3 of 8 Stripped of control

“I’m being told that I have to go to a hostel, I really don’t want to go. I know I will relapse. Everyone there takes drugs. I’m trying to stay sober, but they’re trying to force me to go.”

The People the team spoke to both on the streets and in hostel or hotel accommodation expressed that the little control they had over their lives had been taken away during COVID. They were told where to go and what to do and often felt unheard. There were many examples of there being a response to the crisis, rather than the individual, and in most cases, this resulted in people leaving or refusing a space in a hotel or hostel.

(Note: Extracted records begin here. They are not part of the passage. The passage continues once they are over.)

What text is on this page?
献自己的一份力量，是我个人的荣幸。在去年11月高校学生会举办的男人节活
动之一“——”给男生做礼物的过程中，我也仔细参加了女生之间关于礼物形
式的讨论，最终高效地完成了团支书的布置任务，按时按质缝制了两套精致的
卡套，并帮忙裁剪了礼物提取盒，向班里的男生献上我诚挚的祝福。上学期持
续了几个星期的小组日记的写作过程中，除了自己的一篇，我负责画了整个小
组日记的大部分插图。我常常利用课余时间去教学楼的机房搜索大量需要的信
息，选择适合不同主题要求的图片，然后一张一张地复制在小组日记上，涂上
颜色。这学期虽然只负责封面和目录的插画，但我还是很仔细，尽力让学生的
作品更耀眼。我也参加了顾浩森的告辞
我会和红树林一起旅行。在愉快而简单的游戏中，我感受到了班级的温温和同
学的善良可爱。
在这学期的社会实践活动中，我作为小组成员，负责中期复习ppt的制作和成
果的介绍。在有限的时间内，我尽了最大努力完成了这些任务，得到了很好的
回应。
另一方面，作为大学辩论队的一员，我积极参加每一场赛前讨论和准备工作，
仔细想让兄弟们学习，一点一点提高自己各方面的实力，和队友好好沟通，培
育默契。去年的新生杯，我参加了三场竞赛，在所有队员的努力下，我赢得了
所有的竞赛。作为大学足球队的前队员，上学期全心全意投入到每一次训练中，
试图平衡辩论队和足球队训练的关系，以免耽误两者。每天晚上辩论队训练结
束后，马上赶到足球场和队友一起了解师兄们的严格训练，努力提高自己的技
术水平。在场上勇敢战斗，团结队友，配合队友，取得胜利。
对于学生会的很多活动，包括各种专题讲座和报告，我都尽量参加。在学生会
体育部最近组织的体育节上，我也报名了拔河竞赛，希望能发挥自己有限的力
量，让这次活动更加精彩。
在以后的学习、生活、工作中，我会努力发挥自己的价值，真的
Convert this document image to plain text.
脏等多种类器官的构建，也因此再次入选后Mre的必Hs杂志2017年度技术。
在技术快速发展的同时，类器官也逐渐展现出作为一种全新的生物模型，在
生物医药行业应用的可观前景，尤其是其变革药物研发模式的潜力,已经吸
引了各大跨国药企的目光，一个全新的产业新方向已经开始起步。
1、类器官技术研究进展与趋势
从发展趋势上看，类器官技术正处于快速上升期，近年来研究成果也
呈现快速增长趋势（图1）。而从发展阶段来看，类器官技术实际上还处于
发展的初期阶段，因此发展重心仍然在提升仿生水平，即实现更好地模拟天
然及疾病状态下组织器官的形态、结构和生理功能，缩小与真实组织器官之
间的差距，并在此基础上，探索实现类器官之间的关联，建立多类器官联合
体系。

“Yeah, they offered me a room in Battersea but I’ve got no money to get there. My doctors are here, my script is here – I don’t have a choice but to stay here. I told them, but I suppose they did what they had to do and it’s my problem now. I was scared, everyone was scared.”

“The window was broken in my room. Security didn’t believe me. Like I’d make something like that up.”

Adjusting from rough sleeping to staying in a hotel or hostel was a huge challenge for many of the people who spoke to the team. People often felt a greater sense of isolation than they had experienced on the streets. In many cases people were moved to an entirely new area which created additional barriers, such as, people having to travel to their registered doctors, networks and being cut off from resources that they had previously used to survive.

“They gave me a room in a hotel. It was miles away. I was lonely, everyone I know is here. I didn’t know what was going on, how long I was going to be there, so I came back here. It’s quieter, less noise than before. I think lockdown was for other people.”

In other cases, people seemed to fall between the gaps, and left no other option but to take control of their situation. Seeking out places to self-isolate, which were often unsuitable and inhumane.

“When I called the night shelter to say I was coming back and that I had been ill they told me I shouldn’t come back and that my space had been given away.  They threw my stuff away. I am so angry.”

“I knew of a place so I found a broken window at a swimming baths and isolated in there.  My friend who is also homeless would bring me food, sometimes from The Passage.  One night I was really bad, I couldn’t breathe properly, I managed to get my friend to call an ambulance.”